In most parts of the world, the midday meal has been the most important meal of the day. This is not to compete with breakfast which is more important from a nutritional standpoint — but rather from a culinary, social, and now, a historical point of view. I write, “now historical,” because traditional lunches in most cultures are fading — lunches where the entire family gathers around the table to eat a four or five course meal.

Recent statistics find that the French, renowned for their long leisurely lunches with bottles of wine and arrays of dishes flowing in one after the other, spend only an average of 22 minutes for lunch! This is quite a change from 20 years ago when that number was 1.5 hours — minimum. Longer commute times and ill economic effects of the 35 hour work week are to blame, but the French are still better than their British counterparts who average only 16 minutes for their lunch break.

There are no exact statistics on how many minutes we Indians take for lunch. Unfortunately with longer work hours and commute times, and more women in the workforce, I am sure, like France, it has shrunk considerably from 20 years prior.

When I first moved to India 20 years ago and lived in a joint family, we ate lunch together. My in-laws, both physicians, would finish their surgeries and OPDs in the mornings and be ready for lunch, latest by 12:30pm. My husband’s workplace was nearby and it was my job to call him until he actually arrived home to eat. After about a week, no one waited for him and I also did not like my job of calling him and pestering him– his timing was unpredictable but he would eat lunch with the family at least 50 percent of the time. The lunch was elaborate by Maharashtrian standards – one vegetable, one usal(pulses), one salad, dal, chutney, pickles, roti(bread) and rice , curds and usually something sweet. If there was nothing sweet then a shikrand(banana in milk and sugar) was made for those who wanted it(never me).
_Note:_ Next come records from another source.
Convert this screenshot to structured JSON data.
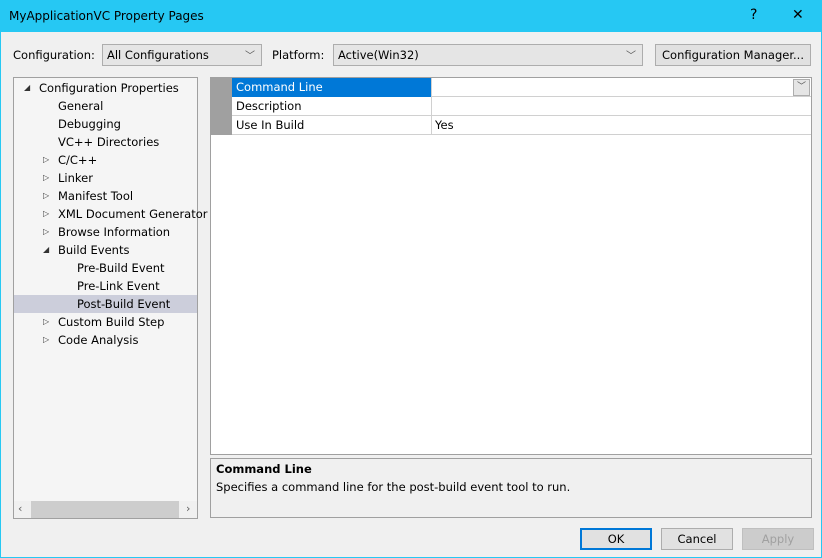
{
  "window": {
    "title": "MyApplicationVC Property Pages",
    "help": "?",
    "close": "✕"
  },
  "toolbar": {
    "configuration_label": "Configuration:",
    "configuration_value": "All Configurations",
    "platform_label": "Platform:",
    "platform_value": "Active(Win32)",
    "config_manager": "Configuration Manager..."
  },
  "tree": [
    {
      "label": "Configuration Properties",
      "level": 0,
      "expander": "expanded"
    },
    {
      "label": "General",
      "level": 1
    },
    {
      "label": "Debugging",
      "level": 1
    },
    {
      "label": "VC++ Directories",
      "level": 1
    },
    {
      "label": "C/C++",
      "level": 1,
      "expander": "collapsed"
    },
    {
      "label": "Linker",
      "level": 1,
      "expander": "collapsed"
    },
    {
      "label": "Manifest Tool",
      "level": 1,
      "expander": "collapsed"
    },
    {
      "label": "XML Document Generator",
      "level": 1,
      "expander": "collapsed"
    },
    {
      "label": "Browse Information",
      "level": 1,
      "expander": "collapsed"
    },
    {
      "label": "Build Events",
      "level": 1,
      "expander": "expanded"
    },
    {
      "label": "Pre-Build Event",
      "level": 2
    },
    {
      "label": "Pre-Link Event",
      "level": 2
    },
    {
      "label": "Post-Build Event",
      "level": 2,
      "selected": true
    },
    {
      "label": "Custom Build Step",
      "level": 1,
      "expander": "collapsed"
    },
    {
      "label": "Code Analysis",
      "level": 1,
      "expander": "collapsed"
    }
  ],
  "grid": {
    "rows": [
      {
        "name": "Command Line",
        "value": "",
        "selected": true
      },
      {
        "name": "Description",
        "value": ""
      },
      {
        "name": "Use In Build",
        "value": "Yes"
      }
    ]
  },
  "description": {
    "title": "Command Line",
    "text": "Specifies a command line for the post-build event tool to run."
  },
  "buttons": {
    "ok": "OK",
    "cancel": "Cancel",
    "apply": "Apply"
  }
}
We all have separate homes now and within the separate homes, barring Sundays, it is rare that lunch is eaten with any company at all, let alone the entire family. Maybe some joint families still do have food together, but usually kids are in school and husbands are at work, shrinking the family size considerably. The entire thali spread is also not made – one item to go with the roti usually suffices.

We do have one thing going for us – dabbawallahs. CEOs, Presidents, and other head honchos who can eat at a 5-star restaurant everyday, still prefer a home cooked meal and dubbas – whether classic tiered steel or nouveaux Tupperware, allow us to get a home cooked meal wherever we are. Either delivered or packed from home – our dabba system allows for wholesome homemade food to be eaten for lunch, even if that lunch time is short.